The official Xinhua news agency blamed US consumers for fueling the crisis with reckless spending, saying in an opinion piece from New York: “Many people think that you cannot de-link the consumer concept of ‘eating the corn while it is still on the stalk’ and this financial crisis which has a deep impact.”
The current crisis began with high-risk or subprime US home loans last year. The loans, repackaged as complex investment instruments loosely known as derivatives, were resold to investors and banks around the world.

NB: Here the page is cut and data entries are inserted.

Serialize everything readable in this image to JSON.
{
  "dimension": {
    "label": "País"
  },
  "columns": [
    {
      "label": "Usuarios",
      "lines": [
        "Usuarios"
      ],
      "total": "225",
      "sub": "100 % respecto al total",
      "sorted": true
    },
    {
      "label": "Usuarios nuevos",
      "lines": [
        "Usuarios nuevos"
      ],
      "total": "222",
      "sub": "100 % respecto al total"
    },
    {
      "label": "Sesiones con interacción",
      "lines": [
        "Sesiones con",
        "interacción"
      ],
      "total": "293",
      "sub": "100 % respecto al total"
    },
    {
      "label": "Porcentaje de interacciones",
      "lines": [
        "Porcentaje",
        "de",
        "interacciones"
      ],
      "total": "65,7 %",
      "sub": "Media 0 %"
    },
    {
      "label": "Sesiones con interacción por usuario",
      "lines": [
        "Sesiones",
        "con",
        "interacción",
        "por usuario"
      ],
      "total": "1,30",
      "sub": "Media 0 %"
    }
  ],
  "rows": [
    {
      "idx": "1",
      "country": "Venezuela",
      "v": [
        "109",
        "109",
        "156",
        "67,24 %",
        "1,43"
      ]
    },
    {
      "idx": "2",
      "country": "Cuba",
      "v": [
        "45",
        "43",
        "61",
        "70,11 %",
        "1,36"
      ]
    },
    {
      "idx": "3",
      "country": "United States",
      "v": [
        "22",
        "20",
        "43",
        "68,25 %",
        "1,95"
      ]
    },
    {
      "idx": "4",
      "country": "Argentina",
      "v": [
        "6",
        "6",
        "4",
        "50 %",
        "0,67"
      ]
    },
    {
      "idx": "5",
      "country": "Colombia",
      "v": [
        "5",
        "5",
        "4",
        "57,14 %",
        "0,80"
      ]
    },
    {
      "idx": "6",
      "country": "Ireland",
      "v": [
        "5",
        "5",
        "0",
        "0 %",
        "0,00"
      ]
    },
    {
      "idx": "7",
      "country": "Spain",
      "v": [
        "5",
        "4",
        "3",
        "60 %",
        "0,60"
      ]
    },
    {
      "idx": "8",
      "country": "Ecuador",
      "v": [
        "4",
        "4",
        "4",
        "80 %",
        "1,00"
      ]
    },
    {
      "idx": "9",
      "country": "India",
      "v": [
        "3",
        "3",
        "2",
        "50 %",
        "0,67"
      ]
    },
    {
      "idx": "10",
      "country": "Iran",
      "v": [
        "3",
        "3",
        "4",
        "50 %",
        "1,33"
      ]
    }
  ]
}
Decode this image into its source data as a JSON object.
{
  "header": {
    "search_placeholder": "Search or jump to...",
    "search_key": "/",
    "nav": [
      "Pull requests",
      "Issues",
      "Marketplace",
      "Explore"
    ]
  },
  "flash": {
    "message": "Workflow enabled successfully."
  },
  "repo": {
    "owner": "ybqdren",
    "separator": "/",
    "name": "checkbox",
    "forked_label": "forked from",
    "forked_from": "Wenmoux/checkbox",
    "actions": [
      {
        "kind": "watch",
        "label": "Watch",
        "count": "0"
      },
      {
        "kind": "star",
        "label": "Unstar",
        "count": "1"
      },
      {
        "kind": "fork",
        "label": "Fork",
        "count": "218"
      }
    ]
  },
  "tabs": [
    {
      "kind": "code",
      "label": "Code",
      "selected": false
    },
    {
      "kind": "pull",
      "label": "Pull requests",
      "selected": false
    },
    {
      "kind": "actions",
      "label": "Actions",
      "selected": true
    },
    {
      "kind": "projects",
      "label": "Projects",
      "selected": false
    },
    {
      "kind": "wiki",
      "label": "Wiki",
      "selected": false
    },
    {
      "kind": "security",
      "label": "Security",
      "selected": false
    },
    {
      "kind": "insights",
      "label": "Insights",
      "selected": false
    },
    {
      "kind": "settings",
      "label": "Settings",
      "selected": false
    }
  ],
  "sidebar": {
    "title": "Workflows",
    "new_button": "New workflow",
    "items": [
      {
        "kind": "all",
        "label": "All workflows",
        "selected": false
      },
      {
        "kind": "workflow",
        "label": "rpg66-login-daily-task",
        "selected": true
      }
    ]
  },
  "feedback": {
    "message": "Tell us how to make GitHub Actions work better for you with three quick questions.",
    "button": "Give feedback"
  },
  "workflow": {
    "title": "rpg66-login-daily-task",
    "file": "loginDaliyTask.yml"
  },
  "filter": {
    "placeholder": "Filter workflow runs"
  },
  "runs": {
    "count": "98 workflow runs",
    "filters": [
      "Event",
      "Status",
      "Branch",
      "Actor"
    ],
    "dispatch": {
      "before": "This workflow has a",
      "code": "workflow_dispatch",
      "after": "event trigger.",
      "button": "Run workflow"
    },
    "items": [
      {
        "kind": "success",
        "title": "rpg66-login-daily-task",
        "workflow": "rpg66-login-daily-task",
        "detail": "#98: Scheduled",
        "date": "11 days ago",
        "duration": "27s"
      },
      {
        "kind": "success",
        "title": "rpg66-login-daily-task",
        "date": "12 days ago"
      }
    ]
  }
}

When Americans defaulted on those loans, this set off a chain reaction through the global financial system, eventually leaving banks short of cash and hesitant to make the interbank loans essential to the system’s smooth functioning.
Economic pain
Signs of economic pain abound worldwide.
US consumer confidence and new home construction continue to tumble, reinforcing views that the world’s biggest economy was in or close to a recession and the outlook for Europe and Japan was similarly grim.
In Britain, finance minister Alistair Darling said the government would have to borrow more to fund public spending to generate growth and employment.
“This is a time when you have to support the economy,” he told the Sunday Telegraph. “We cannot allow borrowing to rise.”
Spain was the latest country to say it would enter recession next year if the global economy suffered that fate.
Spanish Prime Minister Jose Luis Rodriguez Zapatero said the economy should return to growth by the second half of 2009, but was now either in negative quarterly growth or about to enter it.
Japan, the world’s second biggest economy that is already teetering on the brink of recession, was set to slash its economic forecasts later this month, Bank of Japan board member Atsushi Mizuno was quoted as saying.
The financial maelstrom has left no corner of the world unscathed with Iceland, Ukraine and Pakistan scrambling to secure aid from financial institutions to prop up their economies.
Iceland, pushed close to financial collapse by the bank crisis, faced more uncertainty as Russia indicated it was not yet convinced it should issue it a loan.
In Russia, Finance Minister Alexii Kudrin said investors had pulled $33 billion out of his country from August through September.